Reagents and antibodies
The following antibodies (Abs) and conjugates were purchased from BD Pharmingen (San Jose, CA): CD3-Pacific Blue, -Alexa Fluor® 700, -APC (SP34-2); CD8α-APC-H7 (SK1); CD8α-Pacific Blue (custom conjugate, SK1); CD14-Pacific Blue, -Alexa Fluor® 488 (M5E2); CD16-APC, -PE (3G8); CD45-PerCP (D058-1283); CD56-PE-Cy7 (NCAM16.2); CD197 (CCR7)-Alexa Fluor® 647; CD183 (CXCR3)-PerCP-Cy5.5 (1C6); CD195 (CCR5)-APC (3A9); CD196 (CCR6)-PerCP-Cy5.5 (11A9); human Ki67-PerCP-Cy5.5 (B56); CD107a-APC (H4A3); INFγ-PerCP-Cy5.5 (B27); TNFα-V450 (Mab11); mouse IgG2a-AlexaFluor® 647, -APC (G155-178); and mouse IgG1-PerCP-Cy5.5 (MOPC-21). CD16-FITC (VEP13) was purchased from Miltenyi Biotech (Auburn, CA). CD159a (NKG2A)-PE (Z199) was obtained from Beckman Coulter (Miami, FL).

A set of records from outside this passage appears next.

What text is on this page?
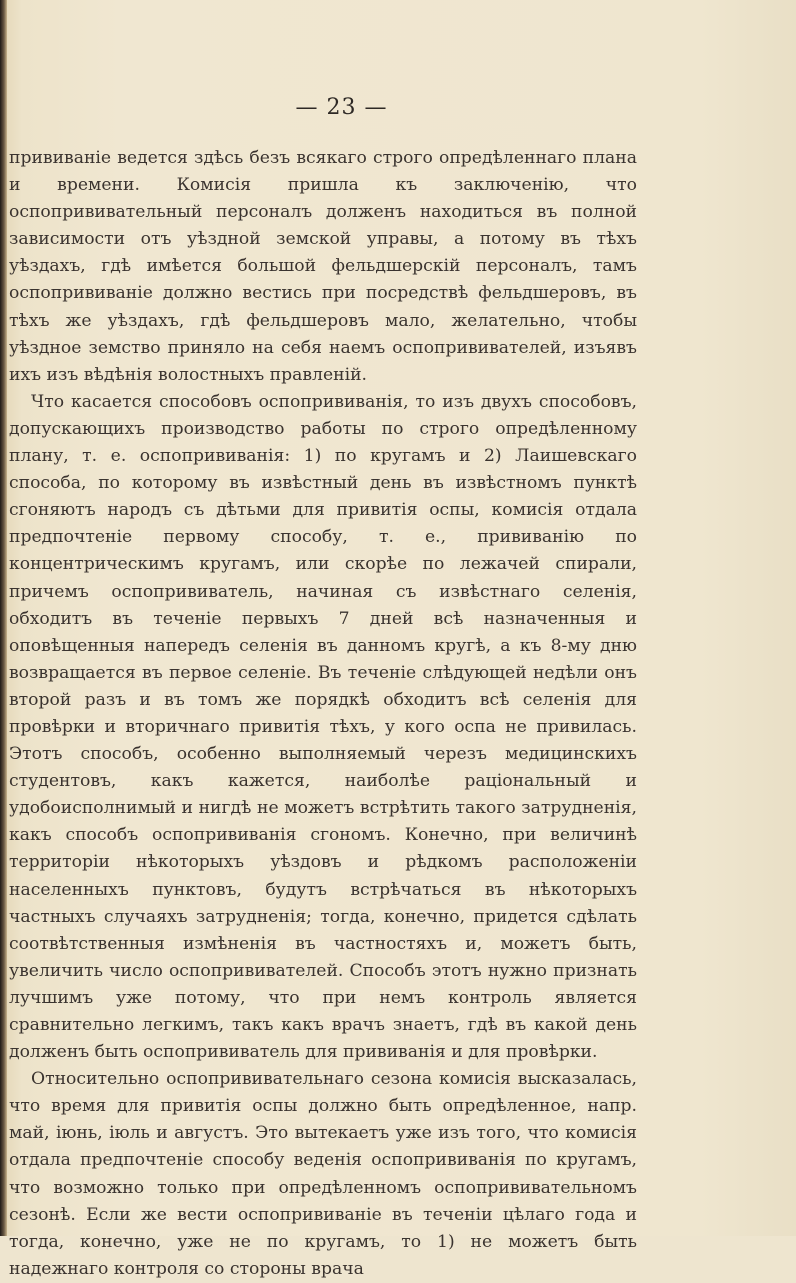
— 23 —

прививаніе ведется здѣсь безъ всякаго строго опредѣленнаго плана и времени. Комисія пришла къ заключенію, что оспопрививательный персоналъ долженъ находиться въ полной зависимости отъ уѣздной земской управы, а потому въ тѣхъ уѣздахъ, гдѣ имѣется большой фельдшерскій персоналъ, тамъ оспопрививаніе должно вестись при посредствѣ фельдшеровъ, въ тѣхъ же уѣздахъ, гдѣ фельдшеровъ мало, желательно, чтобы уѣздное земство приняло на себя наемъ оспопрививателей, изъявъ ихъ изъ вѣдѣнія волостныхъ правленій.

Что касается способовъ оспопрививанія, то изъ двухъ способовъ, допускающихъ производство работы по строго опредѣленному плану, т. е. оспопрививанія: 1) по кругамъ и 2) Лаишевскаго способа, по которому въ извѣстный день въ извѣстномъ пунктѣ сгоняютъ народъ съ дѣтьми для привитія оспы, комисія отдала предпочтеніе первому способу, т. е., прививанію по концентрическимъ кругамъ, или скорѣе по лежачей спирали, причемъ оспопрививатель, начиная съ извѣстнаго селенія, обходитъ въ теченіе первыхъ 7 дней всѣ назначенныя и оповѣщенныя напередъ селенія въ данномъ кругѣ, а къ 8-му дню возвращается въ первое селеніе. Въ теченіе слѣдующей недѣли онъ второй разъ и въ томъ же порядкѣ обходитъ всѣ селенія для провѣрки и вторичнаго привитія тѣхъ, у кого оспа не привилась. Этотъ способъ, особенно выполняемый черезъ медицинскихъ студентовъ, какъ кажется, наиболѣе раціональный и удобоисполнимый и нигдѣ не можетъ встрѣтить такого затрудненія, какъ способъ оспопрививанія сгономъ. Конечно, при величинѣ территоріи нѣкоторыхъ уѣздовъ и рѣдкомъ расположеніи населенныхъ пунктовъ, будутъ встрѣчаться въ нѣкоторыхъ частныхъ случаяхъ затрудненія; тогда, конечно, придется сдѣлать соотвѣтственныя измѣненія въ частностяхъ и, можетъ быть, увеличить число оспопрививателей. Способъ этотъ нужно признать лучшимъ уже потому, что при немъ контроль является сравнительно легкимъ, такъ какъ врачъ знаетъ, гдѣ въ какой день долженъ быть оспопрививатель для прививанія и для провѣрки.

Относительно оспопрививательнаго сезона комисія высказалась, что время для привитія оспы должно быть опредѣленное, напр. май, іюнь, іюль и августъ. Это вытекаетъ уже изъ того, что комисія отдала предпочтеніе способу веденія оспопрививанія по кругамъ, что возможно только при опредѣленномъ оспопрививательномъ сезонѣ. Если же вести оспопрививаніе въ теченіи цѣлаго года и тогда, конечно, уже не по кругамъ, то 1) не можетъ быть надежнаго контроля со стороны врача
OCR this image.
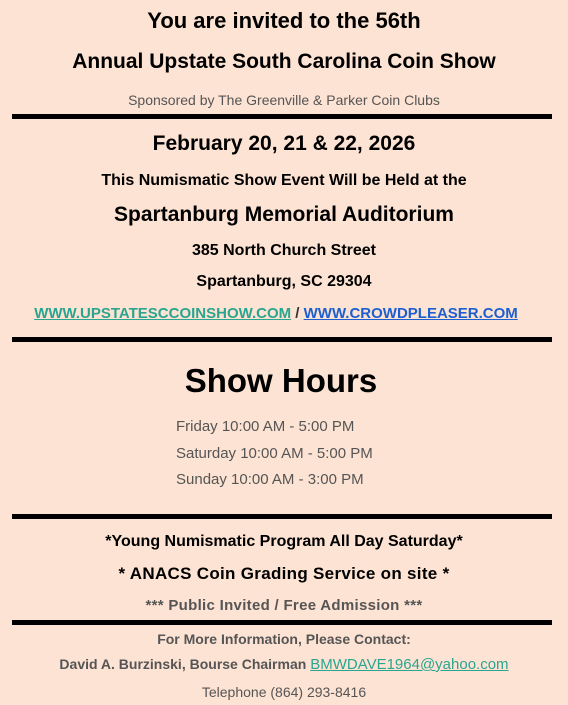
You are invited to the 56th
Annual Upstate South Carolina Coin Show
Sponsored by The Greenville & Parker Coin Clubs
February 20, 21 & 22, 2026
This Numismatic Show Event Will be Held at the
Spartanburg Memorial Auditorium
385 North Church Street
Spartanburg, SC 29304
WWW.UPSTATESCCOINSHOW.COM / WWW.CROWDPLEASER.COM
Show Hours
Friday 10:00 AM - 5:00 PM
Saturday 10:00 AM - 5:00 PM
Sunday 10:00 AM - 3:00 PM
*Young Numismatic Program All Day Saturday*
* ANACS Coin Grading Service on site *
*** Public Invited / Free Admission ***
For More Information, Please Contact:
David A. Burzinski, Bourse Chairman BMWDAVE1964@yahoo.com
Telephone (864) 293-8416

Yellow LIVE/DEAD® dye was purchased from Invitrogen (Carlsbad, CA).
Preparation of cells from blood and LNs
EDTA blood was either treated with ammonium-chloride (ACK) lysis buffer to obtain leukocytes or layered over Ficoll density gradient to obtain PBMCs. To obtain leukocytes, 0.7 ml of whole blood was suspended in 3 mL of ACK buffer (Invitrogen, Carlsbad CA) for 2–3 min, centrifuged, and washed twice with PBS containing 2% fetal bovine serum (FBS). For the preparation of PBMCs, EDTA-blood was diluted 2-fold in PBS, layered over Ficoll solution (Sigma-Aldrich, St. Louis, MO), and centrifuged at 1000 x g at room temperature (RT) for 30 min. Then, the interface cell layer was collected and washed twice with PBS+2% FBS. The PBMCs were either directly used for flow cytometric staining or for NK cell functional assays.
To prepare cells from LNs, the axillary LN was placed in a cell strainer in a petri-dish containing 10 mL of PBS with 2% FBS. The tissues were gently ground with the tip of a syringe. The cells were collected and washed twice with PBS containing 2% FBS for further analysis.
Surface and intracellular staining
To characterize NK cells and NK subsets, PBMCs or leukocytes (0.5–1 x 106 cells) were incubated with a mixture of antibodies (Abs) to cell surface markers for 15–20 min at RT. For chemokine receptor staining, PBMCs were incubated at 37°C in RPMI-1640 medium containing 5% FBS for one hours followed by staining of cells with Abs against chemokine receptors at 37°C for one hour. Cells were then washed and subsequently stained with antibodies against CD3, CD8, CD16, CD56, and NKG2A for 30 min at RT. Then the cells were washed with PBS+2% FBS and were suspended in BD FACS lysing buffer (BD Biosciences, San Jose, CA) for 30–40 min to inactivate potential viruses before data acquisition. For intracellular staining, the cells were washed twice with PBS+2% FBS, then fixed with Cytofix/Cytoperm (BD Biosciences) for 30–40 min at RT. The cells were washed with BD Perm/Wash, followed by incubation with Abs to Ki-67 or cytokines. After washing with BD Perm/Wash, the cells were suspended in Perm/Wash buffer and were acquired using a LSR-Fortessa cytometer (Becton Dickinson, San Jose, CA). The data were analyzed with Flowjo software (TreeStar Inc., Ashland, OR) or with BD FACS Diva software (BD Biosciences).
Absolute NK cell counts in blood and axillary LNs
The absolute number of NK cells in the blood was obtained in two steps. First, in BD Trucount™ tubes (BD Biosciences), the absolute number of blood CD45+ leukocytes, CD3+, CD8+ and CD4+ T cells and B cells were obtained. In a second set of tubes, blood cells were stained with markers to distinguish NK cells and subsets including CD3, CD8, NKG2A, CD16, and CD56. The absolute number of CD16+, DN, CD56+, and DP subsets within the NKG2A gate was calculated based on the absolute number of CD3-CD8+ population from the Trucount tubes.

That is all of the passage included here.